Il mourut précocement à l’âge de 48 ans, le 13 avril 1885, laissant néanmoins une énorme production artistique. L’homme ressemblait à son art. L’archiviste du Jura, Bernard Prost, qui l’a connu intimement, en dresse ce portrait :
« L’homme privé avait la rudesse d’allure et la fière sauvagerie des montagnards. Mais sous des dehors qu’il prenait plaisir à outrer, tous ceux qui l’ont connu ont pu apprécier la fine bonhomie de son esprit et la loyauté de son caractère. Jaloux de son indépendance, il ne voulut jamais rien devoir à personne. Dédaigneux de la réclame, il a vécu isolé, loin des indiscrets dans son atelier de la rue Vandamme, fuyant également les coteries chères aux turbulentes médiocrités et les salons où se dispense, à défaut du talent l’illusion éphémère de la renommée. » [1]

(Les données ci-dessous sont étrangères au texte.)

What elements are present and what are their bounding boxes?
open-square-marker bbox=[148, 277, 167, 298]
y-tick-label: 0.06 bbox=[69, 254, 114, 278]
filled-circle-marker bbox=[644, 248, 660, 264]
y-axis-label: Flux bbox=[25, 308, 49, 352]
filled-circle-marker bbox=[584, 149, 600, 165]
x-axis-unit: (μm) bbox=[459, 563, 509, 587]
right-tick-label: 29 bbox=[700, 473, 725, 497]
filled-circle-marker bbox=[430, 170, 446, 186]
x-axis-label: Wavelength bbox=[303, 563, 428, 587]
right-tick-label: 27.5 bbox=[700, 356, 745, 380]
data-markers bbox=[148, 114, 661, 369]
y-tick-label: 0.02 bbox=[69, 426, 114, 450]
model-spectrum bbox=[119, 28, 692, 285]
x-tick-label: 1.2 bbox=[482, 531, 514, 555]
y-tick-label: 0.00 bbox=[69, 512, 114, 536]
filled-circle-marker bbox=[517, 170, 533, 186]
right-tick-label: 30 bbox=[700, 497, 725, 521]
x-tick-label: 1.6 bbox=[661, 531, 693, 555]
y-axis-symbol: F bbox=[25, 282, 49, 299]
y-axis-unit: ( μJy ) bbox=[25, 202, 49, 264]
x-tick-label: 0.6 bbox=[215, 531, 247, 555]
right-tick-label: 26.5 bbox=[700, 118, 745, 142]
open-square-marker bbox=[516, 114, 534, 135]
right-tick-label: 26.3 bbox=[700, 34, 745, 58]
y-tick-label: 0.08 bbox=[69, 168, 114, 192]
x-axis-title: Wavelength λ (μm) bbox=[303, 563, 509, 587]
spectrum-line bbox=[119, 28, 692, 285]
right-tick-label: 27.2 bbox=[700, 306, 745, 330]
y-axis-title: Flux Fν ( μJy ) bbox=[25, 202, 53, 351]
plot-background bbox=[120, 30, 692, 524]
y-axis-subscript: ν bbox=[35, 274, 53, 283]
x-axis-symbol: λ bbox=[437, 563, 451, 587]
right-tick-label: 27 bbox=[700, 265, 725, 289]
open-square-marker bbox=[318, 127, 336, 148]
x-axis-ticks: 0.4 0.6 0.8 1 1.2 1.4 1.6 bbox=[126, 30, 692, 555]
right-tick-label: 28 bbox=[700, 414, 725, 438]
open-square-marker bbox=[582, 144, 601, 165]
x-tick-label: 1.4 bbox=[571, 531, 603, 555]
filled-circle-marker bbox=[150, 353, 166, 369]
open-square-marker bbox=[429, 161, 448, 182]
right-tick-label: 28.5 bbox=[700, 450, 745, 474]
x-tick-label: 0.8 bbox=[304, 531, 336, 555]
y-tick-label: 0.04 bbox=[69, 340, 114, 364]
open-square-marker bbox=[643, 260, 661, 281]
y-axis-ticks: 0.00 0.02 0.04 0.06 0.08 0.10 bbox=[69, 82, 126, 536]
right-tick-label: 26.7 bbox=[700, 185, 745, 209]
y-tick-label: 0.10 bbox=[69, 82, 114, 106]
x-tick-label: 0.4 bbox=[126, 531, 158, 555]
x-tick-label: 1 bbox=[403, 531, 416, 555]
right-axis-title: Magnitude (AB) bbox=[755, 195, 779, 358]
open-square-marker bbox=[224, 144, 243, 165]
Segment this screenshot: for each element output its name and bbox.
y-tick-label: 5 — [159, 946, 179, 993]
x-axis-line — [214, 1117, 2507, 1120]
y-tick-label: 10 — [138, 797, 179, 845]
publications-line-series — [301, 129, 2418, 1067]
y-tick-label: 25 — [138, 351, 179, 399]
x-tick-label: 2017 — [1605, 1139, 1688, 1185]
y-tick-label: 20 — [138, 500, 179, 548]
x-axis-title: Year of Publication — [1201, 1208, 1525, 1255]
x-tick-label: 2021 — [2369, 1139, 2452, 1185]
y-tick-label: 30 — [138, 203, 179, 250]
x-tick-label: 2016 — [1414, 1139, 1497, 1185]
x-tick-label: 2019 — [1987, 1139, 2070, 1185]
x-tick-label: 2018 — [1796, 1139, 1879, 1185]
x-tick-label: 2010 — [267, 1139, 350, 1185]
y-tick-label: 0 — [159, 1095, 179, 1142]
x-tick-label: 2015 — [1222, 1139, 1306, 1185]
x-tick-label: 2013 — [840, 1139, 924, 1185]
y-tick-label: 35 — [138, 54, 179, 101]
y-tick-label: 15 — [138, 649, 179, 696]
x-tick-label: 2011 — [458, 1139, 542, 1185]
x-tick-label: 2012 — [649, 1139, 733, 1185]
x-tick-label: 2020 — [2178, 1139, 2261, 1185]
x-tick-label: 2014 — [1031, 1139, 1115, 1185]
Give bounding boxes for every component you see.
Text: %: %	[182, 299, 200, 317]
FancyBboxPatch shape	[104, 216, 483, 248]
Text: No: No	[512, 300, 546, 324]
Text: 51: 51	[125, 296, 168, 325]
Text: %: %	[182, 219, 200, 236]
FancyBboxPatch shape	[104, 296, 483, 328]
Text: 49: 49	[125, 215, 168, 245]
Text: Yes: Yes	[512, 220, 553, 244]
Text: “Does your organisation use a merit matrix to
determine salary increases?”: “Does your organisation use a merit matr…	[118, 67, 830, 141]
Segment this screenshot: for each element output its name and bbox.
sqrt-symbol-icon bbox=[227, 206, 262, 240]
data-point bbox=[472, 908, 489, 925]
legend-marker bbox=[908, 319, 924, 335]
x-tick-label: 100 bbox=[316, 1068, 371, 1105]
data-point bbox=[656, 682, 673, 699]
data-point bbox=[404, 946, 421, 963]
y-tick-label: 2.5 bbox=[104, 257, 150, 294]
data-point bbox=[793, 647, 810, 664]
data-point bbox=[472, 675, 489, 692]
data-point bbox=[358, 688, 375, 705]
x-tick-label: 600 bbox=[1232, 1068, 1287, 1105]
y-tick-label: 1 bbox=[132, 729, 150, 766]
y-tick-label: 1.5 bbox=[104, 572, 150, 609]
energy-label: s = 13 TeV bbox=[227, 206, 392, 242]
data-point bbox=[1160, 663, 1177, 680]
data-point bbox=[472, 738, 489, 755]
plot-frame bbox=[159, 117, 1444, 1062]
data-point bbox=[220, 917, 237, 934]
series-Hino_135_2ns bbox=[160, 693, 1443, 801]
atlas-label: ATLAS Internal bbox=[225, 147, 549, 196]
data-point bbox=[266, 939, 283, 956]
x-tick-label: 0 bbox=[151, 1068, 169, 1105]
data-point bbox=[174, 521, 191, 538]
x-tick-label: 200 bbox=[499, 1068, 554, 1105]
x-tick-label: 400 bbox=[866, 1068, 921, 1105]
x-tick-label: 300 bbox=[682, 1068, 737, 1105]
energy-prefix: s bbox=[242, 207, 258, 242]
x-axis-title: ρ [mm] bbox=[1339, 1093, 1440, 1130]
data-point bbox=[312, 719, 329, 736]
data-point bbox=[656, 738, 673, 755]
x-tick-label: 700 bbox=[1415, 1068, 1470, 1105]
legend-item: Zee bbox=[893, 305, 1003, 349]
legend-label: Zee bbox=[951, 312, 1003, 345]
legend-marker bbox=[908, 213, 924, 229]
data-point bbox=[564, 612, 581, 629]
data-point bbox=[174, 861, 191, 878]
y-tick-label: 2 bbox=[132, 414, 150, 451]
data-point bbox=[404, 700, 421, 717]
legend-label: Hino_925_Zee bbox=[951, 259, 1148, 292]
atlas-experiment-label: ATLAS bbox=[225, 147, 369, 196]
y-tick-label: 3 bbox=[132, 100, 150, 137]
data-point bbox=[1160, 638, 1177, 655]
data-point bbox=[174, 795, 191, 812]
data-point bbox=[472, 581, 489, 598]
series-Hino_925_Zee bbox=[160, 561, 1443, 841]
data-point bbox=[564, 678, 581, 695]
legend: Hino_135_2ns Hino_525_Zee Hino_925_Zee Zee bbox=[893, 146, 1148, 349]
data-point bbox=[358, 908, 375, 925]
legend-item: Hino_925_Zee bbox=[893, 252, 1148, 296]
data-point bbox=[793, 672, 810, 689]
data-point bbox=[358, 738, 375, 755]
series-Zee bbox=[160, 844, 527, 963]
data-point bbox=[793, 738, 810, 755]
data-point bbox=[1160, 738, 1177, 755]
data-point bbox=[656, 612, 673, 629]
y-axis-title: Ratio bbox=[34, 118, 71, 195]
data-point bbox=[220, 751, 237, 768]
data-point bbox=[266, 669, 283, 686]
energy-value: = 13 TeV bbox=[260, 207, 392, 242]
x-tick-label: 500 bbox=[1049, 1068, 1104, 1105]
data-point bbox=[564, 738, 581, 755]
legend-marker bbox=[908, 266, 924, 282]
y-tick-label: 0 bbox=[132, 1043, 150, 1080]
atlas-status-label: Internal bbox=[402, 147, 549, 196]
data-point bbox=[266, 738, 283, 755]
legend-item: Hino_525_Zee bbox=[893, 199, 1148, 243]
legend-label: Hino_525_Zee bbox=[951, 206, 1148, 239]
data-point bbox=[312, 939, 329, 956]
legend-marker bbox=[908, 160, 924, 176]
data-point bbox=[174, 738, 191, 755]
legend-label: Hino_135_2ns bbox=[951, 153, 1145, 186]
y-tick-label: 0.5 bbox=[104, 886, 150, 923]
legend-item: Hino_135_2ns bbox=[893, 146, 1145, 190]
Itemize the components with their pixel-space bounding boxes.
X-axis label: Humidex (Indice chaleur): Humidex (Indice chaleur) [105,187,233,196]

Tout cela explique sans doute que cet artiste, aujourd’hui encore, n’a pas la reconnaissance que ses œuvres si fortes et puissantes mériteraient.
On peut voir de lui de nombreuses peintures au musée des Beaux-Arts de Dole et au musée de Vendôme, et beaucoup de gravures au musée municipal de Nuits-Saint-Georges et au musée du domaine de Sceaux. Son atelier d’artiste, parfaitement conservé, existe toujours dans sa maison natale à Saint-Claude.
PAUL LIDSKY
Les illustrations sont extraites de Paris incendié, histoire de la Commune de Paris de 1871, Georges Bell, impr. E. Martinet, 1872.
On peut consulter et/ou télécharger l’ouvrage numérisé à l’adresse
https://archive.org/details/bub_gb_tZTaiIFm4t8C
On peut voir une vidéo sur Auguste Lançon réalisé par la Société d'Histoire et d'Archéologie du XIIIe arrondissement de Paris
https://www.histoire-paris13.fr/copie-de-t%C3%A9moignage-r-gagneux-bi%C3%A8vre
Article à lire : Enfin une exposition à Paris d’Auguste Lançon !
Notes :
[1] B. Prost, Auguste Lançon aquafortiste, peintre et sculpteur, Paris, 1887.